DOT Finally Admits, ‘We Have a Problem on Canal Street’

A pedestrian squeezes between cars blocking the box on Canal Street.
Congested Canal Street. File photo: Streetsblog

Is it finally time to #FixCanal?

More than four years after that activist-fanned hashtag (and petitionfirst ignited the internet with hopes of making Canal Street a safer roadway, the Department of Transportation has finally agreed to sit down and discuss the problem on Monday night.

The agency promised a “presentation” during the 6 p.m. Zoom call, and said its “workshop goals” were to “discuss street safety needs,” “gather local knowledge,” “brainstorm corridor improvement ideas” and “establish expected project timeline.”

News of the coming workshop — the traditional start of DOT’s long process of redesigning roads — was cheered by activists.

“Today’s announcement is an important step forward to creating a Canal Street that reclaims space from cars and puts people first,” said Juan Restrepo, Transportation Alternatives Senior Organizer. “For years, we’ve called for safety investments that prioritize the safety of people on sidewalks, bikes, and transit. Instead of seven highway-sized lanes of car traffic, people on Canal Street deserve wider sidewalks, protected bike and bus lanes, and car-free public space.”

The timing of the workshops was not lost on Wellington Chen, executive director of the Chinatown Partnership, citing last year’s change in restoration of two-way tolling on the Verrazzano-Narrows Bridge. “”It’s the right time,” said Chen. “The two-way tolling is like letting the air out on one side.”

Chen added that his group would approach the workshop with recommendation that are “nothing new”: he wants better lighting and much wider sidewalks.

“We give so much priority to cars that there is not enough space for pedestrians,” he said. “The level of service for pedestrians is level F. That’s not good enough.”

The stakes couldn’t be higher. Canal Street is one of the city’s true car sewers, spewing a torrent of vehicles between the Manhattan Bridge and the Holland Tunnel and West Street. In just the four years since that first #FixCanal tweet in February, 2018, there have been more than 1,833 reported crashes on just the stretch of Canal between the Manhattan Bridge and West Street, injuring 58 cyclists, 68 pedestrians and 262 motorists, killing two pedestrians.

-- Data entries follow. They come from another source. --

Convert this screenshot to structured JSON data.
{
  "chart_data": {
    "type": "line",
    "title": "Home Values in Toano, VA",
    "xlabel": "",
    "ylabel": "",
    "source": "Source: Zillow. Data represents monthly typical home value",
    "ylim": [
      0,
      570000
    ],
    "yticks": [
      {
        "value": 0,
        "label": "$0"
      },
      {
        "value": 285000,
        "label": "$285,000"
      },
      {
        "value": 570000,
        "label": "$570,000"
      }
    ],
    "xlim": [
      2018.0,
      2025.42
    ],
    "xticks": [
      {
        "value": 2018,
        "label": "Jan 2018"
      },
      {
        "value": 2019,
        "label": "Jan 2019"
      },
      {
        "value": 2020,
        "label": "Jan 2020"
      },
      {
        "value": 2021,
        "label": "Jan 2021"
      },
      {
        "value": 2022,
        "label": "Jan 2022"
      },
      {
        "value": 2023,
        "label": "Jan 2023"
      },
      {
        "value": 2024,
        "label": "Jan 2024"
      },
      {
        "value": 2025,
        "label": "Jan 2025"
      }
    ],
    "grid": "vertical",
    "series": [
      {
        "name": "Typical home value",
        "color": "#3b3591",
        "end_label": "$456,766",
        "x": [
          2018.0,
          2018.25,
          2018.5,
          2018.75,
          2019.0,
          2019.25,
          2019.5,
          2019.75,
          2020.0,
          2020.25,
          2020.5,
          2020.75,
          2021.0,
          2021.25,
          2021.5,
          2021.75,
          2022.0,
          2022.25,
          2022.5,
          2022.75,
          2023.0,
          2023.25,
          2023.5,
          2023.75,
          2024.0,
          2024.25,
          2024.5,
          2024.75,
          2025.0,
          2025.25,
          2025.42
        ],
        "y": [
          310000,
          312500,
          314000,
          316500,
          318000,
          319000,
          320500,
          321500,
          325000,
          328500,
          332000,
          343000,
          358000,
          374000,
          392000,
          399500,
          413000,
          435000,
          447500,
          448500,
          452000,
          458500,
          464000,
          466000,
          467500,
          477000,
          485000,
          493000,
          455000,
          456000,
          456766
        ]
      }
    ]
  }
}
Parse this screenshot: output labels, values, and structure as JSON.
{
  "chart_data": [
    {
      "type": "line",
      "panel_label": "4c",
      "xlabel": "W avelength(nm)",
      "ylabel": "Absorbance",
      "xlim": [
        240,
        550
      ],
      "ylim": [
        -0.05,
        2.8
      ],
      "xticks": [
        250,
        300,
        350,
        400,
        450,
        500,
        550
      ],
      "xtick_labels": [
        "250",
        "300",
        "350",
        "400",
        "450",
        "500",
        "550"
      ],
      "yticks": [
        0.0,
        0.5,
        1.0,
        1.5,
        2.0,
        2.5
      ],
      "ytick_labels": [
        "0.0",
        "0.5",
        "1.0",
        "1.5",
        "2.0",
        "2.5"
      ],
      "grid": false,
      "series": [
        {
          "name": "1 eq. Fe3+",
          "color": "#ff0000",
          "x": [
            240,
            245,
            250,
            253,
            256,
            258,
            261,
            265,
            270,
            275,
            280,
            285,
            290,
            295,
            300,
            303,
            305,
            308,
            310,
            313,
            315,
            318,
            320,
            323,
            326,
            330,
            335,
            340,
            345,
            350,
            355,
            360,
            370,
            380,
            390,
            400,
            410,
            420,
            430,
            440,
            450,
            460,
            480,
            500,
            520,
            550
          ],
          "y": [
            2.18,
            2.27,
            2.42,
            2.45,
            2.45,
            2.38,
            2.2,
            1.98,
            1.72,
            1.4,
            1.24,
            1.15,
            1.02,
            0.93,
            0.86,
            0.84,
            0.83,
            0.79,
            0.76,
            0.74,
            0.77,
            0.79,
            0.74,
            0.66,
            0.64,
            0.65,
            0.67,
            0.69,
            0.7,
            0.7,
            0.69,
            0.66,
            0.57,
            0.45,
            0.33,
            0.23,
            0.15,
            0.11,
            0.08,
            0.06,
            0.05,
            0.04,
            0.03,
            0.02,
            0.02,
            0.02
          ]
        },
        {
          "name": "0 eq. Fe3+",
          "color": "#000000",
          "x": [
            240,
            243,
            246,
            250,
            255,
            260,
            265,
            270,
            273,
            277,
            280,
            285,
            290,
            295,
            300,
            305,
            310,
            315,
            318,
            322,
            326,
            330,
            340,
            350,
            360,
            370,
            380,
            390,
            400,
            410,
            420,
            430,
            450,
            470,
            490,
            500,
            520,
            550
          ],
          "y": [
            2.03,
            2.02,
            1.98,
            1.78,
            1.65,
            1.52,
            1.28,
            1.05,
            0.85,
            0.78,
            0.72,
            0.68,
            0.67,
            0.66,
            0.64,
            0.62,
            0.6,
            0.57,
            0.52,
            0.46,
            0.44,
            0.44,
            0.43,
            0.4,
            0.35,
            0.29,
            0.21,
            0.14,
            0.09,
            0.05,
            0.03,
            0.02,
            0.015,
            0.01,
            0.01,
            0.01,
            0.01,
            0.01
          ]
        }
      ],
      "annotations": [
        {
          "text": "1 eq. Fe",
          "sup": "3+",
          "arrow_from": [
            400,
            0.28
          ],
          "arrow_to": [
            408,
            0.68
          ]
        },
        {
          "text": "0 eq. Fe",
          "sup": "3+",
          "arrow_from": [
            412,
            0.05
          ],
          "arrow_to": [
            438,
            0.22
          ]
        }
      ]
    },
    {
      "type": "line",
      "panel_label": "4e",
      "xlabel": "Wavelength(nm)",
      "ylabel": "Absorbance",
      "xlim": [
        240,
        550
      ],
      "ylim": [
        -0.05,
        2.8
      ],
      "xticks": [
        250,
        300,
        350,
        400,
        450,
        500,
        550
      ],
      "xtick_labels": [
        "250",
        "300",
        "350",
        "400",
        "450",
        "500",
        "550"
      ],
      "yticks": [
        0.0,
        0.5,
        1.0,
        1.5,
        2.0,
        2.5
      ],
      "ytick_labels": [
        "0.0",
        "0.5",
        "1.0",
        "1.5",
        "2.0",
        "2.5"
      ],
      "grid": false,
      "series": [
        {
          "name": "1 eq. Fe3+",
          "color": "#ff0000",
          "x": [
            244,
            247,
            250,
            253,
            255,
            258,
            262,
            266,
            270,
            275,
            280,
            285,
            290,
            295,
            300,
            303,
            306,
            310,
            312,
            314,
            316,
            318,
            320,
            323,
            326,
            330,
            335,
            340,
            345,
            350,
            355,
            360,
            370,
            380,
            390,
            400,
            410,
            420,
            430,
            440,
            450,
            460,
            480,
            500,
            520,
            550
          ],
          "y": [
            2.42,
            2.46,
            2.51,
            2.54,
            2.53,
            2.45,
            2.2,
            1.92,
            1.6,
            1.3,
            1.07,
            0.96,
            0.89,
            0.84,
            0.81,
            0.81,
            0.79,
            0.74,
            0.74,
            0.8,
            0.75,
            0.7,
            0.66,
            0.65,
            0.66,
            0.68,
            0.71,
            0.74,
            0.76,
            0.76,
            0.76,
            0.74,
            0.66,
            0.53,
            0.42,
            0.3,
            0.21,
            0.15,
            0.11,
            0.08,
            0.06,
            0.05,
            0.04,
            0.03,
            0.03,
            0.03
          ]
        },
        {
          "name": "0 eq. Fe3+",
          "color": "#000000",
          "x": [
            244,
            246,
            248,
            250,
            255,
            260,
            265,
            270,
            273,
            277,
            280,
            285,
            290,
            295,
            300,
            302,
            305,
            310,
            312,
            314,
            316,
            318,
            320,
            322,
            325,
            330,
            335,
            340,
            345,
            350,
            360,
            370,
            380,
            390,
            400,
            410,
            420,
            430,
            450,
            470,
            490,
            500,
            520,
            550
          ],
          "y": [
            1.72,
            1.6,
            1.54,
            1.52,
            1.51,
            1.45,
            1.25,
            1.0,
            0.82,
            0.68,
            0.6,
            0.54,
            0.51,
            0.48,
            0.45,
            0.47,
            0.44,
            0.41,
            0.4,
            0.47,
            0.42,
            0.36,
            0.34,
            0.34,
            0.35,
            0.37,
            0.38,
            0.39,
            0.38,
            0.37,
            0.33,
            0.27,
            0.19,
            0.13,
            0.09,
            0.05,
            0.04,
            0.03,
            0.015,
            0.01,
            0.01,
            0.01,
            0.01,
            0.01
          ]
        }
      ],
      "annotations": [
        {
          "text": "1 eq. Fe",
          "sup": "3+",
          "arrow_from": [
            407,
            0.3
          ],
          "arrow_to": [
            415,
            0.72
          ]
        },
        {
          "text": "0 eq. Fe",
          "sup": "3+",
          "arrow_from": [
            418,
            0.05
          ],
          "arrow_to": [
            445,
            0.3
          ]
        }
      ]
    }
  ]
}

Since the beginning of the de Blasio administration in January 2014, there have been 4,817 reported crashes on the same stretch, injuring 109 cyclists, 190 pedestrians and 520 motorists, killing one cyclist, five pedestrians and one motorist. Again, that’s an average of 1.6 crashes per day on just one mile of city roadway.

Chinatown area residents and leaders have followed the Transportation Alternatives petition effort with several years of activism.

In early 2020, for example, a Community Board 1 committee voted unanimously to tell DOT that it was tired of studies for the roadway and wanted safety improvements immediately. The board was persuaded by statistics such as this:

Canal Street often has way more pedestrians than cars. Photo: Adrian Mak
Canal Street often has way more pedestrians than cars. Photo: Adrian Mak

“I hope this doesn’t become a set of decades-long studies,” longtime resident Joseph Tedeschi said at the time, even citing a then-nine-year-old Streetsblog story that itself referenced a 2002 study on the terrible conditions on Canal.

Indeed, there’s nothing new about the problems of Canal Street as a conduit of congestion, carbon and carnage. In 2011, Streetsblog reported that the New York Metropolitan Transportation Council, the federal planning zone for our region, had finally put out a report recommending, among other things, vastly expanded pedestrian space, thanks to wider sidewalks, an HOV lane on the Manhattan Bridge and the Bowery, and car-free zones on Pell, Doyers, Mosco, and Mulberry streets. A separate memo on parking policy argued for making the most of scarce curb access and reducing parking-induced driving. That document recommended a further crackdown on parking placards (sound familiar?).

According to the NYMTC report, the city DOT and other agencies had agreed to use the recommendations to inform a final plans, though such a plan never materialized.

That NYMTC report was the fruit of the so-called “Canal Area Transportation Study,” a process that itself began in 2002.

Twenty years later and, perhaps, it’s time to actually start fixing Canal. In fact, it’s long overdue:

UPDATE: DOT did not initially respond, but on Wednesday, agency spokesman Vin Barone said: “We are excited to talk with New Yorkers about how to make Canal Street safer and more accessible. This is a ‘blank-slate’ workshop where we highlight issues we’ve observed; share traffic and crash data; and listen to the community’s concerns and goals for the street.”